Gebruik uitsluitend regenwater of gedemineraliseerd water. Houd het substraat constant vochtig, zelfs licht drassig – het liefst via de schotelmethode. Laat de pot nooit uitdrogen.


grond

Plant haar in een mix van fijn, zuur turf (veenmos) en grof zand (bijvoorbeeld 2:1). Er moeten beslist géén meststoffen of kalk in het substraat aanwezig zijn; gewone potgrond is dus ongeschikt.


voeding

Extra voeding is zelden nodig. De plant haalt haar mineralen uit gevangen micro-organismen in het substraat. Geef absoluut geen kunstmest!


luchtvochtigheid

Een hoge luchtvochtigheid (minimaal 60%) wordt op prijs gesteld, zeker tijdens het groeiseizoen. Een afgesloten bak of terrarium is ideaal, maar goede ventilatie blijft noodzakelijk om schimmels te voorkomen.


rustperiode

Een uitgesproken rustperiode kent deze soort niet, maar bij lagere temperaturen en minder licht neemt de groei iets af. Blijf vochtig houden, maar iets minder dan in de zomer.

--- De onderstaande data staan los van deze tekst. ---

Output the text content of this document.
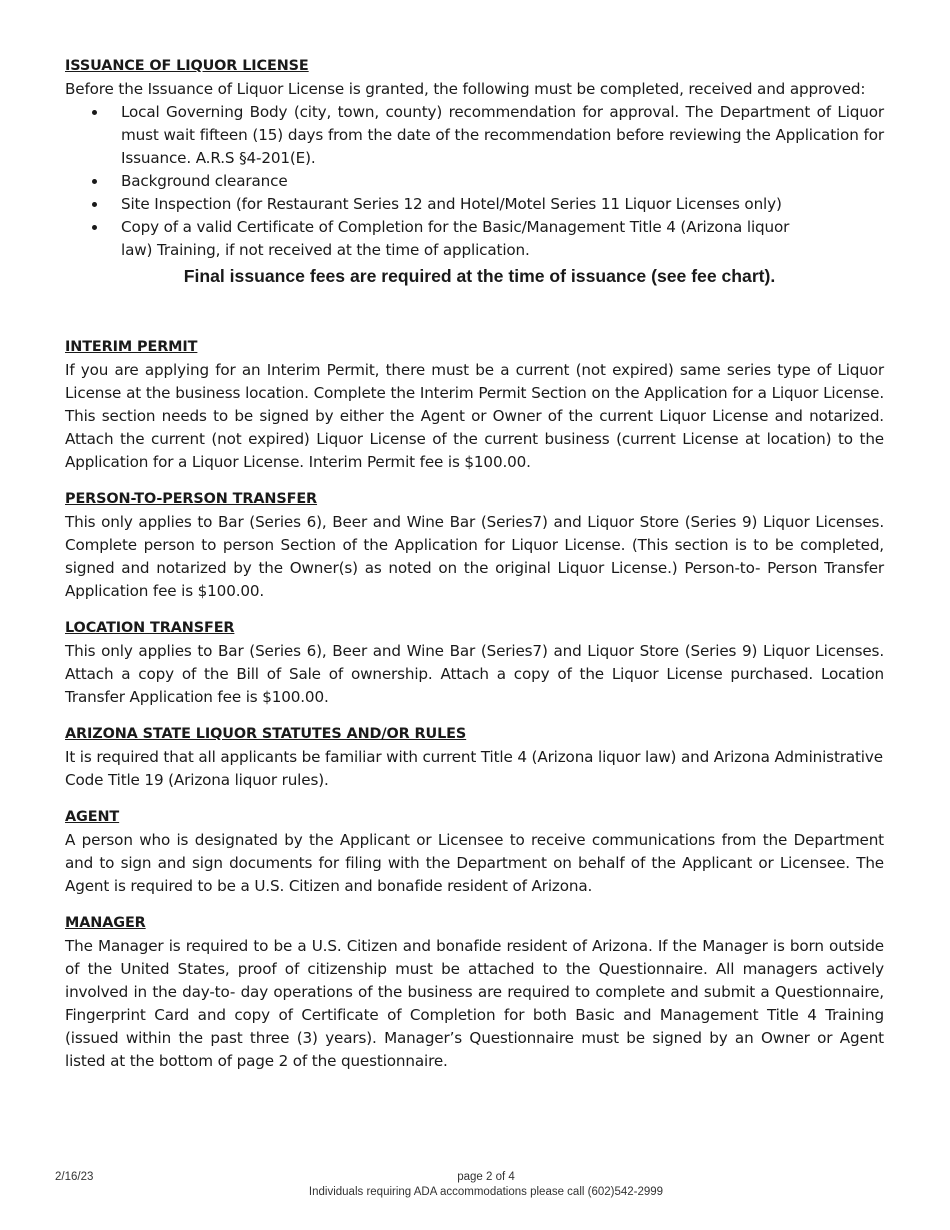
ISSUANCE OF LIQUOR LICENSE

Before the Issuance of Liquor License is granted, the following must be completed, received and approved:

Local Governing Body (city, town, county) recommendation for approval. The Department of Liquor must wait fifteen (15) days from the date of the recommendation before reviewing the Application for Issuance. A.R.S §4-201(E).
Background clearance
Site Inspection (for Restaurant Series 12 and Hotel/Motel Series 11 Liquor Licenses only)
Copy of a valid Certificate of Completion for the Basic/Management Title 4 (Arizona liquor law) Training, if not received at the time of application.

Final issuance fees are required at the time of issuance (see fee chart).

INTERIM PERMIT

If you are applying for an Interim Permit, there must be a current (not expired) same series type of Liquor License at the business location. Complete the Interim Permit Section on the Application for a Liquor License. This section needs to be signed by either the Agent or Owner of the current Liquor License and notarized. Attach the current (not expired) Liquor License of the current business (current License at location) to the Application for a Liquor License. Interim Permit fee is $100.00.

PERSON-TO-PERSON TRANSFER

This only applies to Bar (Series 6), Beer and Wine Bar (Series7) and Liquor Store (Series 9) Liquor Licenses. Complete person to person Section of the Application for Liquor License. (This section is to be completed, signed and notarized by the Owner(s) as noted on the original Liquor License.) Person-to- Person Transfer Application fee is $100.00.

LOCATION TRANSFER

This only applies to Bar (Series 6), Beer and Wine Bar (Series7) and Liquor Store (Series 9) Liquor Licenses. Attach a copy of the Bill of Sale of ownership. Attach a copy of the Liquor License purchased. Location Transfer Application fee is $100.00.

ARIZONA STATE LIQUOR STATUTES AND/OR RULES

It is required that all applicants be familiar with current Title 4 (Arizona liquor law) and Arizona Administrative Code Title 19 (Arizona liquor rules).

AGENT

A person who is designated by the Applicant or Licensee to receive communications from the Department and to sign and sign documents for filing with the Department on behalf of the Applicant or Licensee. The Agent is required to be a U.S. Citizen and bonafide resident of Arizona.

MANAGER

The Manager is required to be a U.S. Citizen and bonafide resident of Arizona. If the Manager is born outside of the United States, proof of citizenship must be attached to the Questionnaire. All managers actively involved in the day-to- day operations of the business are required to complete and submit a Questionnaire, Fingerprint Card and copy of Certificate of Completion for both Basic and Management Title 4 Training (issued within the past three (3) years). Manager’s Questionnaire must be signed by an Owner or Agent listed at the bottom of page 2 of the questionnaire.

2/16/23	page 2 of 4
Individuals requiring ADA accommodations please call (602)542-2999
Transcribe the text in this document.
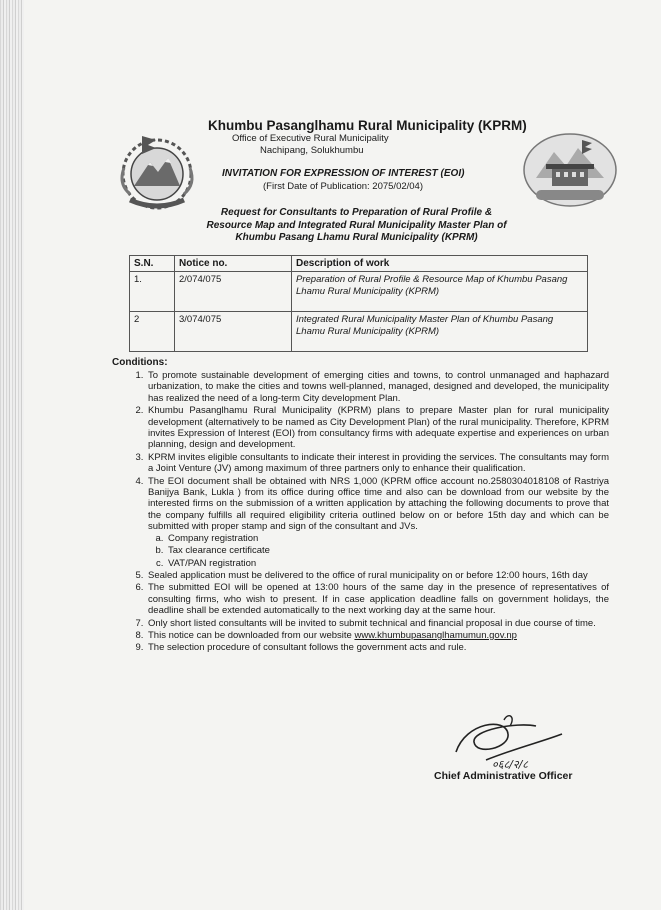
Khumbu Pasanglhamu Rural Municipality (KPRM)
Office of Executive Rural Municipality
Nachipang, Solukhumbu
INVITATION FOR EXPRESSION OF INTEREST (EOI)
(First Date of Publication: 2075/02/04)
Request for Consultants to Preparation of Rural Profile & Resource Map and Integrated Rural Municipality Master Plan of Khumbu Pasang Lhamu Rural Municipality (KPRM)
S.N.	Notice no.	Description of work
1.	2/074/075	Preparation of Rural Profile & Resource Map of Khumbu Pasang Lhamu Rural Municipality (KPRM)
2	3/074/075	Integrated Rural Municipality Master Plan of Khumbu Pasang Lhamu Rural Municipality (KPRM)
Conditions:
1. To promote sustainable development of emerging cities and towns, to control unmanaged and haphazard urbanization, to make the cities and towns well-planned, managed, designed and developed, the municipality has realized the need of a long-term City development Plan.
2. Khumbu Pasanglhamu Rural Municipality (KPRM) plans to prepare Master plan for rural municipality development (alternatively to be named as City Development Plan) of the rural municipality. Therefore, KPRM invites Expression of Interest (EOI) from consultancy firms with adequate expertise and experiences on urban planning, design and development.
3. KPRM invites eligible consultants to indicate their interest in providing the services. The consultants may form a Joint Venture (JV) among maximum of three partners only to enhance their qualification.
4. The EOI document shall be obtained with NRS 1,000 (KPRM office account no.2580304018108 of Rastriya Banijya Bank, Lukla ) from its office during office time and also can be download from our website by the interested firms on the submission of a written application by attaching the following documents to prove that the company fulfills all required eligibility criteria outlined below on or before 15th day and which can be submitted with proper stamp and sign of the consultant and JVs.
a. Company registration
b. Tax clearance certificate
c. VAT/PAN registration
5. Sealed application must be delivered to the office of rural municipality on or before 12:00 hours, 16th day
6. The submitted EOI will be opened at 13:00 hours of the same day in the presence of representatives of consulting firms, who wish to present. If in case application deadline falls on government holidays, the deadline shall be extended automatically to the next working day at the same hour.
7. Only short listed consultants will be invited to submit technical and financial proposal in due course of time.
8. This notice can be downloaded from our website www.khumbupasanglhamumun.gov.np
9. The selection procedure of consultant follows the government acts and rule.
०६८/२/८
Chief Administrative Officer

Niet laten uitdrogen!


Veelvoorkomende problemen

Bladeren verkleuren of verbranden

Oorzaak: Te veel direct zonlicht zonder geleidelijke gewenning.
Oplossing: Laat de plant langzaam wennen aan feller licht door haar geleidelijk langer bloot te stellen aan direct zonlicht.


Bruine bladranden

Oorzaak: Te hard leidingwater of te hoge meststofconcentraties.
Oplossing: Gebruik alleen zacht (regen/gedemineraliseerd) water en geef geen kunstmest.


Slechte bloei

Oorzaak: Te weinig licht of verkeerde potgrond met voedingsstoffen.
Oplossing: Verplaats naar een lichtere standplaats en vervang het substraat door zuivere, voedselarme turf-zandmix.


Geen vangst van prooien

Oorzaak: Té schoon substraat of steriele omstandigheden.
Oplossing: Voeg wat levend veenmossubstraat toe of zet de pot in de buurt van ander natuurlijk plantmateriaal.